We have also used ancient genomes to track human adaptations to fire use, to obtain “archaeology-free” data about our relationship with fire. Teaming up with Jac Aarts and other scientists from Wageningen University, we showed that, surprisingly, Neanderthals were better at dealing with the toxic products of smoke than modern humans are, opening up a whole new line of research into the possible implications of fire use for human health. We also conducted ethnohistorical studies of cultural and biological “fire-free” ways of staying warm in seasonal environments.
Ancient fire making
In addition, using fire does not entail its production: wildfires provide a source of burnt foods or flames, and a flame can be maintained for long periods without the use of fire-starting tools. Changes in fire-related skills and technology must have altered human interactions with fire dramatically. The team invested considerably in studying how fire may have been produced in the deep past, again in a multi-proxy approach (that resulted in a 2018 study providing the first evidence of fire production by Neanderthals.
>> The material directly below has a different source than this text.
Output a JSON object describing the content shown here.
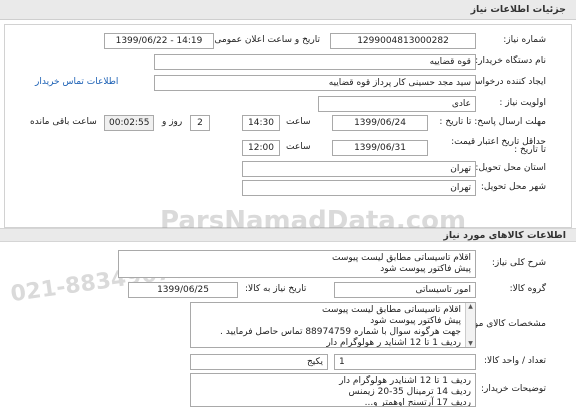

Moving beyond the scale of campsites, Leiden archaeologists also put on the map the worldwide use of fire in shaping cultural landscapes by hunter-gatherers (“fire-stick farming”), in a systematic review of ethnographic sources that resulted in a Current Anthropology paper and an open-access database. That study is very topical at the moment because of the problematic increase in fires e.g. in Australia and the Americas, and debates on the role of indigenous populations in environmental restoration. It was steered by the team’s long-term fieldwork at Neumark-Nord (Germany), where abundant traces of fire use by Neanderthals were recovered from 125,000-year-old deposits, with a strikingly open vegetation signature in the pollen record during the 2,000 years of hunter-gatherer presence there. We have very recently completed an extensive study of these Neumark-Nord data, concluding that the area provides the earliest convincing evidence of hominins moving about in a landscape which they substantially shaped themselves, by fire use: i.e. a cultural landscape, 125,000 years old.
In a challenging synthesis of all these “ancient fire” building blocks, in 2021 team members published the hypothesis that the regular use of fire 400,000 years ago, widespread over the Old World, signals the presence of a modern-human like capacity for cultural diffusion of skills, 100,000s of years earlier than commonly acknowledged and cross-cutting several hominin populations. Large-scale cultural diffusion is an important, distinctive characteristic, which together with adaptive or inherent value, regional traditions, and the accumulation of elements, or “ratcheting”, makes modern human culture stand out from related behaviours in other species.
This long-running project has received funding from various sources, including the Netherlands Organization for Scientific Research (NWO), the Royal Academy for Arts and Sciences (KNAW) and the Stichting Nederlands Museum voor Anthropologie en Praehistorie (SNMAP).